November 1, 2017

Ignoring Outliers Creates Racist Algorithms

Have you built an algorithm that mostly works? Does it account for almost everyone's needs, save for a few weird outliers that you ignore because they make up 0.0001% of the population? Congratulations, your algorithm is racist! To illustrate how this happens, let's take a recent example from Facebook. My friend's message was removed for "violating community standards". Now, my friend has had all sorts of ridiculous problems with Facebook, so to test my theory, I posted the exact same message on my page, and then had him report it.





Golly gee, look at that, Facebook confirmed the message I sent does not violate community guidelines, but he's still banned for 12 hours for posting the exact same thing. What I suspect happened is this: Facebook has gotten mad at my friend for having a weird name multiple times, but he can't prove what his name is because he doesn't have access to his birth certificate because of family problems, and he thinks someone's been falsely reporting a bunch of his messages. The algorithm for determining whether or not something is "bad" probably took these misleading inputs, combined it with a short list of so-called "dangerous" topics like "terrorism", and then decided that if anyone reported one of his messages, it was probably bad. On the other hand, I have a very western name and nobody reports anything I post, so either the report actually made it to a human being, or the algorithm simply decided it was probably fine.

Of course, the algorithm was wrong about my friend's message. But Facebook doesn't care. I'm sure a bunch of self-important programmers are just itching to tell me we can't deal with all the edge-cases in a commercial algorithm because it's infeasible to account for all of them. What I want to know is, have any of these engineers ever thought about who the edge-cases are? Have they ever thought about the kind of people who can't produce birth certificates, or don't have a driver's license, or have strange names that don't map to unicode properly because they aren't western enough?

Poor people. Minorities. Immigrants. Disabled people. All these people they claim to care about, all this talk of diversity and equal opportunity and inclusive policies, and they're building algorithms that by their very nature will exclude those less fortunate than them. Facebook's algorithm probably doesn't even know that my friend is asian, yet it's still discriminating against him. Do you know who can follow all those rules and assumptions they make about normal people? Rich people. White people. Privileged people. These algorithms benefit those who don't need help, and disproportionately punish those who don't need any more problems.

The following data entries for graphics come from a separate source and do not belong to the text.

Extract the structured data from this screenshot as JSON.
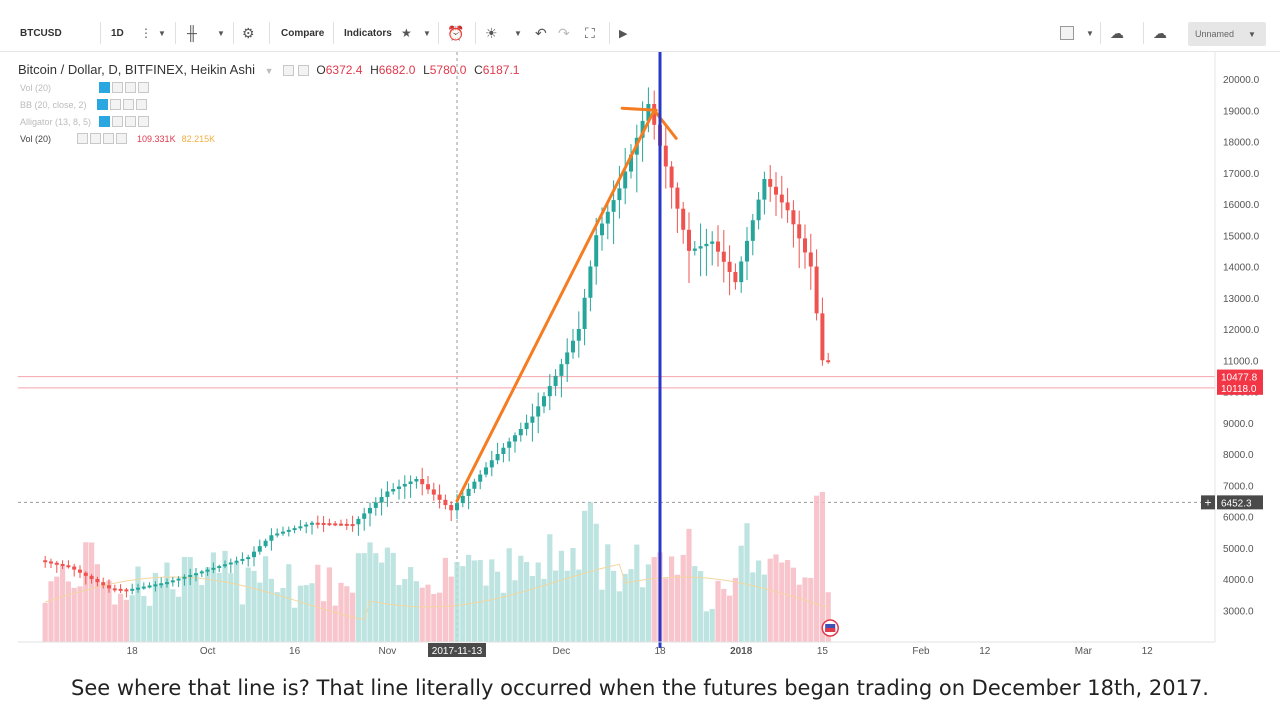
{
  "toolbar": {
    "symbol": "BTCUSD",
    "interval": "1D",
    "compare_label": "Compare",
    "indicators_label": "Indicators",
    "layout_name": "Unnamed"
  },
  "legend": {
    "title": "Bitcoin / Dollar, D, BITFINEX, Heikin Ashi",
    "open_label": "O",
    "open": "6372.4",
    "high_label": "H",
    "high": "6682.0",
    "low_label": "L",
    "low": "5780.0",
    "close_label": "C",
    "close": "6187.1",
    "rows": [
      {
        "label": "Vol (20)"
      },
      {
        "label": "BB (20, close, 2)"
      },
      {
        "label": "Alligator (13, 8, 5)"
      }
    ],
    "vol_label": "Vol (20)",
    "vol_value": "109.331K",
    "vol_ma": "82.215K"
  },
  "chart_data": {
    "type": "candlestick",
    "title": "Bitcoin / Dollar, D, BITFINEX, Heikin Ashi",
    "y_axis_ticks": [
      "3000.0",
      "4000.0",
      "5000.0",
      "6000.0",
      "7000.0",
      "8000.0",
      "9000.0",
      "10000.0",
      "11000.0",
      "12000.0",
      "13000.0",
      "14000.0",
      "15000.0",
      "16000.0",
      "17000.0",
      "18000.0",
      "19000.0",
      "20000.0"
    ],
    "x_axis_labels": [
      "18",
      "Oct",
      "16",
      "Nov",
      "Dec",
      "18",
      "2018",
      "15",
      "Feb",
      "12",
      "Mar",
      "12"
    ],
    "x_label_highlight": "2017-11-13",
    "price_labels": [
      {
        "value": 10477.8,
        "text": "10477.8",
        "color": "#f23645"
      },
      {
        "value": 10118.0,
        "text": "10118.0",
        "color": "#f23645"
      },
      {
        "value": 6452.3,
        "text": "6452.3",
        "color": "#4a4a4a"
      }
    ],
    "ylim": [
      2000,
      20500
    ],
    "series_price_path": [
      [
        "2017-09-03",
        4600
      ],
      [
        "2017-09-08",
        4400
      ],
      [
        "2017-09-15",
        3700
      ],
      [
        "2017-09-18",
        3650
      ],
      [
        "2017-09-25",
        3900
      ],
      [
        "2017-10-02",
        4300
      ],
      [
        "2017-10-09",
        4700
      ],
      [
        "2017-10-13",
        5400
      ],
      [
        "2017-10-20",
        5800
      ],
      [
        "2017-10-27",
        5750
      ],
      [
        "2017-11-02",
        6800
      ],
      [
        "2017-11-07",
        7200
      ],
      [
        "2017-11-13",
        6200
      ],
      [
        "2017-11-20",
        7800
      ],
      [
        "2017-11-27",
        9200
      ],
      [
        "2017-12-01",
        10500
      ],
      [
        "2017-12-05",
        12000
      ],
      [
        "2017-12-08",
        15000
      ],
      [
        "2017-12-12",
        16500
      ],
      [
        "2017-12-17",
        19200
      ],
      [
        "2017-12-20",
        17200
      ],
      [
        "2017-12-24",
        14500
      ],
      [
        "2017-12-28",
        14800
      ],
      [
        "2018-01-01",
        13500
      ],
      [
        "2018-01-06",
        16800
      ],
      [
        "2018-01-10",
        15800
      ],
      [
        "2018-01-14",
        14000
      ],
      [
        "2018-01-16",
        11000
      ]
    ],
    "annotations": [
      {
        "type": "trend_line",
        "color": "#f57c20",
        "from": [
          "2017-11-13",
          6500
        ],
        "to": [
          "2017-12-17",
          19000
        ]
      },
      {
        "type": "vertical_line",
        "color": "#2a38c8",
        "at": "2017-12-18"
      }
    ],
    "caption": "See where that line is? That line literally occurred when the futures began trading on December 18th, 2017."
  },
  "colors": {
    "up": "#26a69a",
    "down": "#ef5350",
    "trend_line": "#f57c20",
    "vertical_line": "#2a38c8"
  }
}
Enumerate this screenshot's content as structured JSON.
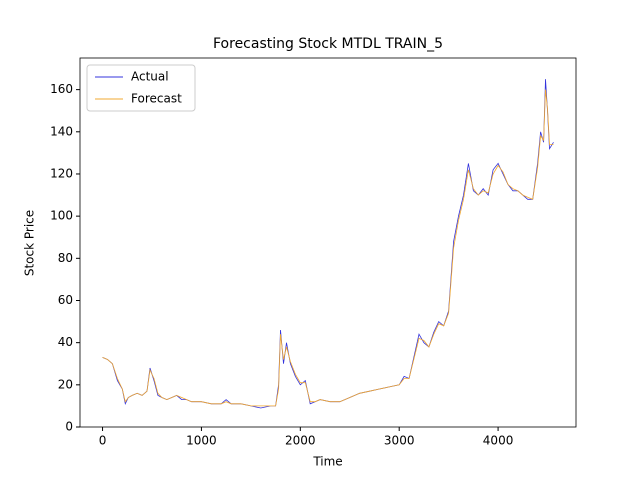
{
  "chart_data": {
    "type": "line",
    "title": "Forecasting Stock MTDL TRAIN_5",
    "x_label": "Time",
    "y_label": "Stock Price",
    "x": [
      0,
      50,
      100,
      150,
      200,
      230,
      260,
      300,
      350,
      400,
      450,
      480,
      520,
      560,
      600,
      650,
      700,
      750,
      800,
      850,
      900,
      1000,
      1100,
      1200,
      1250,
      1300,
      1400,
      1500,
      1600,
      1700,
      1750,
      1780,
      1800,
      1830,
      1860,
      1900,
      1950,
      2000,
      2050,
      2100,
      2150,
      2200,
      2300,
      2400,
      2500,
      2600,
      2700,
      2800,
      2900,
      3000,
      3050,
      3100,
      3200,
      3250,
      3300,
      3350,
      3400,
      3450,
      3500,
      3550,
      3600,
      3650,
      3700,
      3750,
      3800,
      3850,
      3900,
      3950,
      4000,
      4050,
      4100,
      4150,
      4200,
      4250,
      4300,
      4350,
      4400,
      4430,
      4460,
      4480,
      4500,
      4520,
      4560
    ],
    "series": [
      {
        "name": "Actual",
        "color": "#3333dd",
        "values": [
          33,
          32,
          30,
          22,
          18,
          11,
          14,
          15,
          16,
          15,
          17,
          28,
          22,
          15,
          14,
          13,
          14,
          15,
          13,
          13,
          12,
          12,
          11,
          11,
          13,
          11,
          11,
          10,
          9,
          10,
          10,
          20,
          46,
          30,
          40,
          30,
          24,
          20,
          22,
          11,
          12,
          13,
          12,
          12,
          14,
          16,
          17,
          18,
          19,
          20,
          24,
          23,
          44,
          40,
          38,
          45,
          50,
          48,
          55,
          88,
          100,
          110,
          125,
          112,
          110,
          113,
          110,
          122,
          125,
          120,
          115,
          112,
          112,
          110,
          108,
          108,
          125,
          140,
          135,
          165,
          150,
          132,
          135
        ]
      },
      {
        "name": "Forecast",
        "color": "#f0a830",
        "values": [
          33,
          32,
          30,
          23,
          18,
          12,
          14,
          15,
          16,
          15,
          17,
          27,
          23,
          16,
          14,
          13,
          14,
          15,
          14,
          13,
          12,
          12,
          11,
          11,
          12,
          11,
          11,
          10,
          10,
          10,
          10,
          18,
          44,
          32,
          38,
          31,
          25,
          21,
          21,
          12,
          12,
          13,
          12,
          12,
          14,
          16,
          17,
          18,
          19,
          20,
          23,
          23,
          42,
          41,
          38,
          44,
          49,
          48,
          54,
          85,
          98,
          108,
          122,
          113,
          110,
          112,
          111,
          120,
          124,
          121,
          115,
          113,
          112,
          110,
          109,
          108,
          123,
          138,
          136,
          160,
          151,
          134,
          134
        ]
      }
    ],
    "xlim": [
      -228,
      4788
    ],
    "ylim": [
      0,
      175
    ],
    "xticks": [
      0,
      1000,
      2000,
      3000,
      4000
    ],
    "yticks": [
      0,
      20,
      40,
      60,
      80,
      100,
      120,
      140,
      160
    ],
    "legend": "upper left"
  }
}
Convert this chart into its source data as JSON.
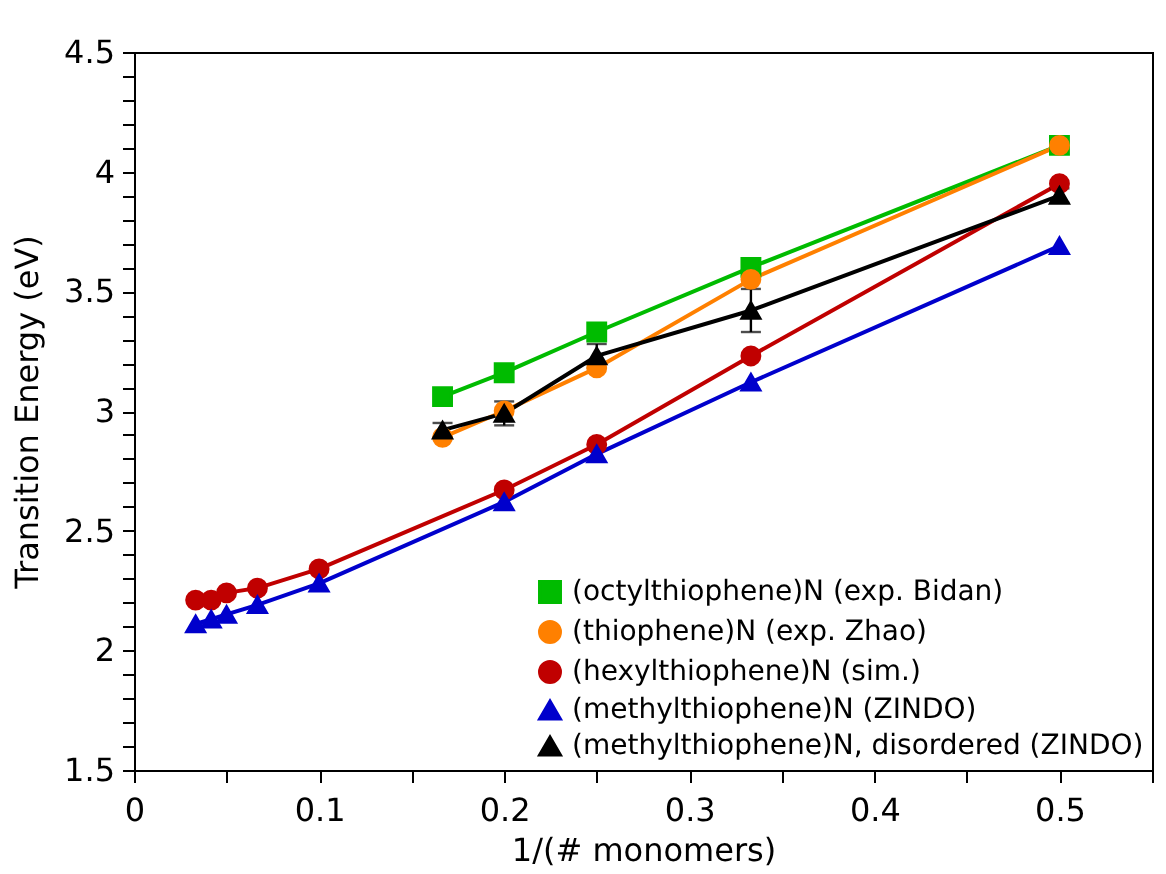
{
  "chart_data": {
    "type": "line",
    "xlabel": "1/(# monomers)",
    "ylabel": "Transition Energy (eV)",
    "xlim": [
      0,
      0.55
    ],
    "ylim": [
      1.5,
      4.5
    ],
    "xticks": [
      0,
      {
        "value": 0.05,
        "label": null
      },
      0.1,
      {
        "value": 0.15,
        "label": null
      },
      0.2,
      {
        "value": 0.25,
        "label": null
      },
      0.3,
      {
        "value": 0.35,
        "label": null
      },
      0.4,
      {
        "value": 0.45,
        "label": null
      },
      0.5,
      {
        "value": 0.55,
        "label": null
      }
    ],
    "yticks": [
      1.5,
      {
        "value": 1.6,
        "label": null
      },
      {
        "value": 1.7,
        "label": null
      },
      {
        "value": 1.8,
        "label": null
      },
      {
        "value": 1.9,
        "label": null
      },
      2,
      {
        "value": 2.1,
        "label": null
      },
      {
        "value": 2.2,
        "label": null
      },
      {
        "value": 2.3,
        "label": null
      },
      {
        "value": 2.4,
        "label": null
      },
      2.5,
      {
        "value": 2.6,
        "label": null
      },
      {
        "value": 2.7,
        "label": null
      },
      {
        "value": 2.8,
        "label": null
      },
      {
        "value": 2.9,
        "label": null
      },
      3,
      {
        "value": 3.1,
        "label": null
      },
      {
        "value": 3.2,
        "label": null
      },
      {
        "value": 3.3,
        "label": null
      },
      {
        "value": 3.4,
        "label": null
      },
      3.5,
      {
        "value": 3.6,
        "label": null
      },
      {
        "value": 3.7,
        "label": null
      },
      {
        "value": 3.8,
        "label": null
      },
      {
        "value": 3.9,
        "label": null
      },
      4,
      {
        "value": 4.1,
        "label": null
      },
      {
        "value": 4.2,
        "label": null
      },
      {
        "value": 4.3,
        "label": null
      },
      {
        "value": 4.4,
        "label": null
      },
      4.5
    ],
    "grid": false,
    "legend": "bottom right",
    "line_style": "solid",
    "series": [
      {
        "name": "(octylthiophene)N (exp. Bidan)",
        "color": "#00bb00",
        "marker": "square",
        "x": [
          0.1667,
          0.2,
          0.25,
          0.3333,
          0.5
        ],
        "values": [
          3.06,
          3.16,
          3.33,
          3.6,
          4.11
        ]
      },
      {
        "name": "(thiophene)N (exp. Zhao)",
        "color": "#ff8000",
        "marker": "circle",
        "x": [
          0.1667,
          0.2,
          0.25,
          0.3333,
          0.5
        ],
        "values": [
          2.89,
          3.0,
          3.18,
          3.55,
          4.11
        ]
      },
      {
        "name": "(hexylthiophene)N (sim.)",
        "color": "#c00000",
        "marker": "circle",
        "x": [
          0.0333,
          0.0417,
          0.05,
          0.0667,
          0.1,
          0.2,
          0.25,
          0.3333,
          0.5
        ],
        "values": [
          2.21,
          2.21,
          2.24,
          2.26,
          2.34,
          2.67,
          2.86,
          3.23,
          3.95
        ]
      },
      {
        "name": "(methylthiophene)N (ZINDO)",
        "color": "#0000cc",
        "marker": "triangle",
        "x": [
          0.0333,
          0.0417,
          0.05,
          0.0667,
          0.1,
          0.2,
          0.25,
          0.3333,
          0.5
        ],
        "values": [
          2.11,
          2.13,
          2.15,
          2.19,
          2.28,
          2.62,
          2.82,
          3.12,
          3.69
        ]
      },
      {
        "name": "(methylthiophene)N, disordered (ZINDO)",
        "color": "#000000",
        "marker": "triangle",
        "x": [
          0.1667,
          0.2,
          0.25,
          0.3333,
          0.5
        ],
        "values": [
          2.92,
          2.99,
          3.23,
          3.42,
          3.9
        ],
        "errors": [
          0.03,
          0.05,
          0.05,
          0.09,
          0.03
        ]
      }
    ]
  }
}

What's truly terrifying is that Silicon Valley wants to run the world, and it wants to automate everything using a bunch of inherently flawed algorithms. Algorithms that might be impossible to perfect, given the almost unlimited number of edge-cases that reality can come up with. In fact, as I am writing this article, Chrome doesn't recognize "outlier" as a word, even though Google itself does.

Of course, despite this, Facebook already built an algorithm that tries to detect "toxicity" and silences "unacceptable" opinions. Even if they could build a perfect algorithm for detecting "bad speech", do these companies really think forcibly restricting free speech will accomplish anything other than improving their own self-image? A deeply cynical part of me thinks the only thing these companies actually care about is looking good. A slightly more optimistic part of me thinks a bunch of well-meaning engineers are simply being stupid.

You can't change someone's mind by punching them in the face. Punching people in the face may shut them up, but it does not change their opinion. It doesn't fix anything. Talking to them does. I'm tired of this industry hiding problems behind shiny exteriors instead of fixing them. That's what used car salesmen do, not engineers. Programming has devolved into an art of deceit, where coders hide behind pretty animations and huge frameworks that sweep all their problems under the rug, while simultaneously screwing over the people who were supposed to benefit from an "egalitarian" industry that seems less and less egalitarian by the day.

Either silicon valley needs to start dealing with people that don't fit in neat little boxes, or it will no longer be able to push humanity forward. If we're going to move forward as a species, we have to do it together. Launching a bunch of rich people into space doesn't accomplish anything. Curing cancer for rich people doesn't accomplish anything. Inventing immortality for rich people doesn't accomplish anything. If we're going to push humanity forward, we have to push everyone forward, and that means dealing with all 7 billion outliers.

I hope silicon valley doesn't drag us back to the feudal age, but I'm beginning to think it already has.